Padahal wajib hukumnya sesuai perintah Pasal 56 ayat (1) dan Pasal 114 KUHAP, karena ancaman pidana di atas 5 tahun. Fakta ini terungkap dalam persidangan perkara 11 terdakwa ini. Saat di-BAP di Polres Flotim, para terdakwa jawab lain, penyidik ketik lain. Ketika dikoreksi para tersangka sebelum tanda tangan, penyidik memaksa agar para tersangka tanda tangan saja. Ada penyidik janji untuk perbaiki BAP, tetapi nyatanya tidak diperbaiki hingga BAP itu lolos sampai ke persidangan hingga merugikan para terdakwa. Namun, semua cacat dan keteledoran ini terus dibenarkan ketua Majelis hakim dalam persidangan perkara 11 terdakwa ini," ungkap Martin Lau.
Menurut Martin Lau, cacatnya BAP dan terampasnya hak asasi para terdakwa pada saat di-BAP sebagai tersangka ditingkat penyidikan perkara 11 terdakwa, seharusnya menjadi dasar pijakan Majelis hakim dalam pertimbangan hukumnya untuk menjatuhkan pidana yang ringan kepada para terdakwa, bukan sebaliknya justru menghukum para terdakwa dengan hukuman yang berat dengan mengabaikan tuntutan Jaksa penuntut umum yang lebih ringan.

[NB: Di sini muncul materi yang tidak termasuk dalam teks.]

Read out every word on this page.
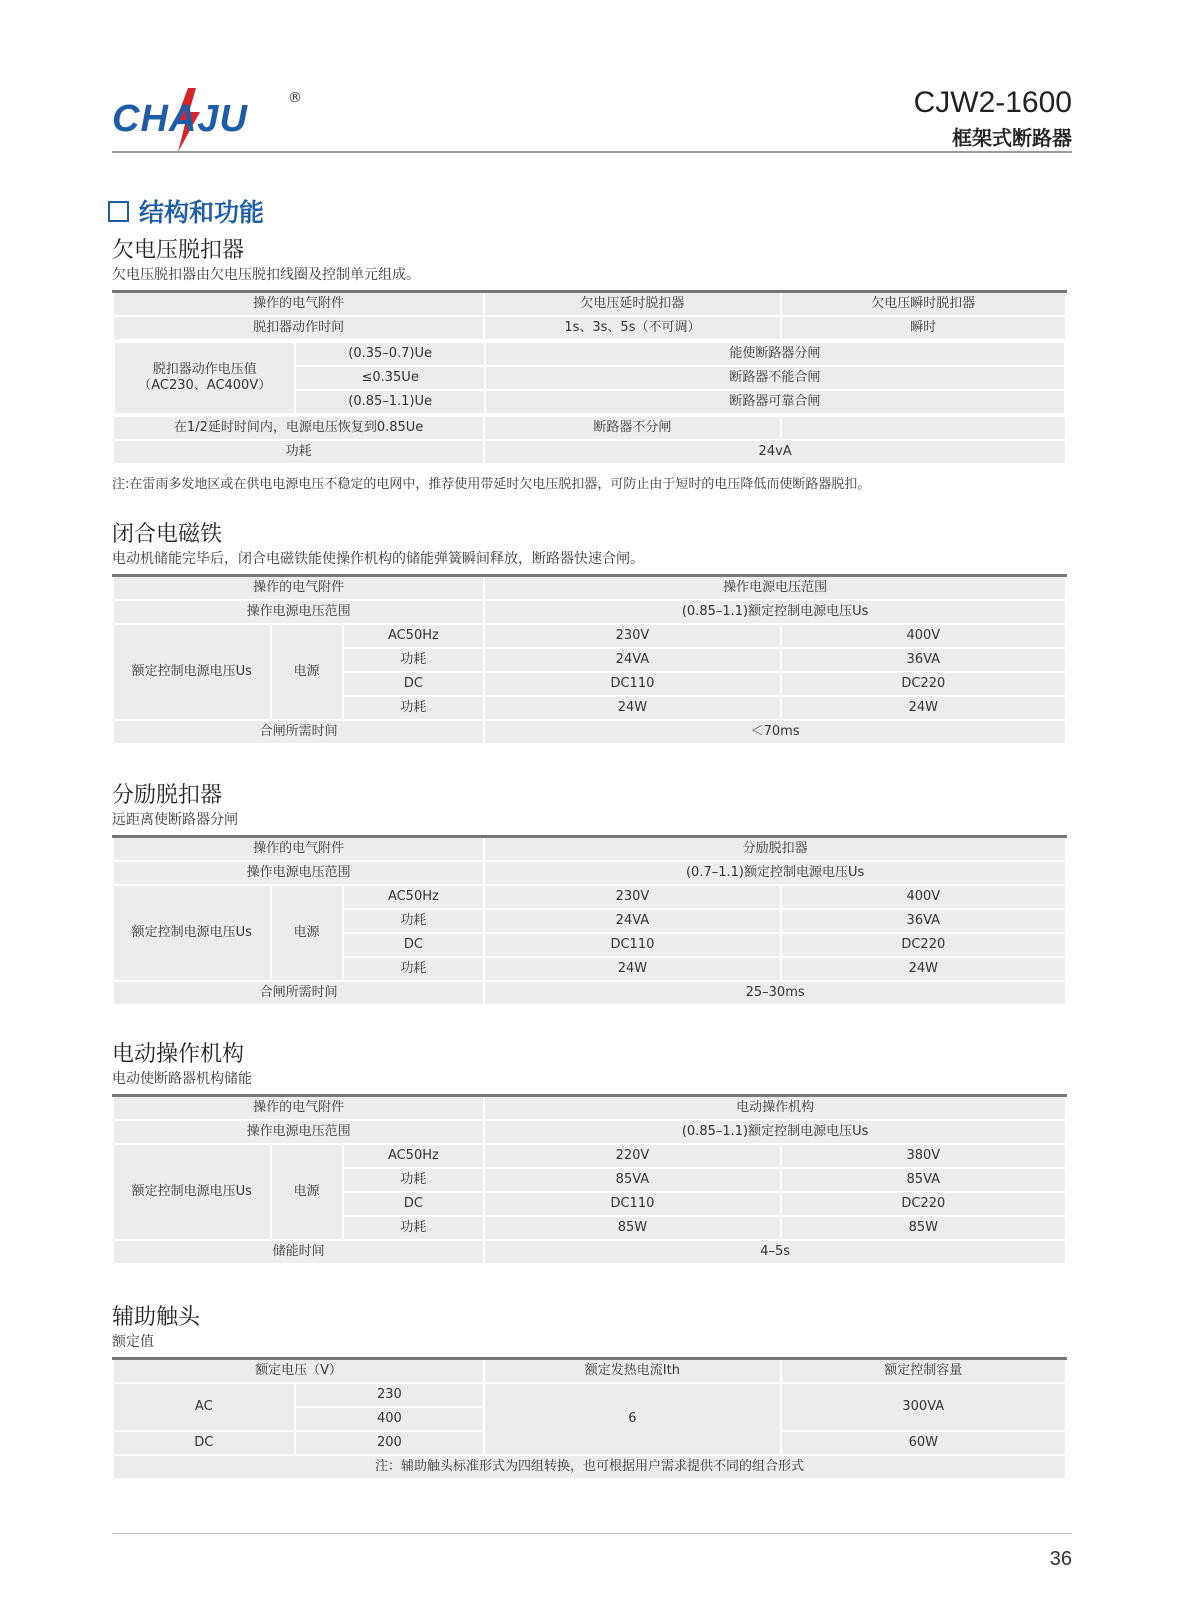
CHAJU	®	CJW2-1600
框架式断路器
结构和功能
欠电压脱扣器
欠电压脱扣器由欠电压脱扣线圈及控制单元组成。
操作的电气附件	欠电压延时脱扣器	欠电压瞬时脱扣器
脱扣器动作时间	1s、3s、5s（不可调）	瞬时

脱扣器动作电压值
（AC230、AC400V）
	(0.35–0.7)Ue	能使断路器分闸
≤0.35Ue	断路器不能合闸
(0.85–1.1)Ue	断路器可靠合闸

在1/2延时时间内，电源电压恢复到0.85Ue	断路器不分闸	
功耗	24vA
注:在雷雨多发地区或在供电电源电压不稳定的电网中，推荐使用带延时欠电压脱扣器，可防止由于短时的电压降低而使断路器脱扣。
闭合电磁铁
电动机储能完毕后，闭合电磁铁能使操作机构的储能弹簧瞬间释放，断路器快速合闸。
操作的电气附件			操作电源电压范围	
操作电源电压范围			(0.85–1.1)额定控制电源电压Us	
额定控制电源电压Us	电源	AC50Hz	230V	400V
		功耗	24VA	36VA
		DC	DC110	DC220
		功耗	24W	24W
合闸所需时间			＜70ms	
分励脱扣器
远距离使断路器分闸
操作的电气附件			分励脱扣器	
操作电源电压范围			(0.7–1.1)额定控制电源电压Us	
额定控制电源电压Us	电源	AC50Hz	230V	400V
		功耗	24VA	36VA
		DC	DC110	DC220
		功耗	24W	24W
合闸所需时间			25–30ms	
电动操作机构
电动使断路器机构储能
操作的电气附件			电动操作机构	
操作电源电压范围			(0.85–1.1)额定控制电源电压Us	
额定控制电源电压Us	电源	AC50Hz	220V	380V
		功耗	85VA	85VA
		DC	DC110	DC220
		功耗	85W	85W
储能时间			4–5s	
辅助触头
额定值
额定电压（V）		额定发热电流Ith	额定控制容量
AC	230	6	300VA
	400		
DC	200		60W
注：辅助触头标准形式为四组转换，也可根据用户需求提供不同的组合形式			
36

"Oleh karena itu kami tim penasihat hukum bersama 11 orang terdakwa menyatakan sikap menolak putusan Majelis Hakim PN Larantuka tertanggal 28 JULI 2020, dan menempuh upaya hukum banding ke Pengadilan Tinggi Kupang pada Hari ini SENIN 3 Agustus 2020. Karena pertimbangan hukum dan putusan majelis hakim PN Larantuka terhadap 11 terdakwa, terbukti benar-benar tidak adil sesuai peran dan perbuatan para terdakwa," tegas Martin Lau. (Laporan Reporter POS-KUPANG.COM, Ray Rebon)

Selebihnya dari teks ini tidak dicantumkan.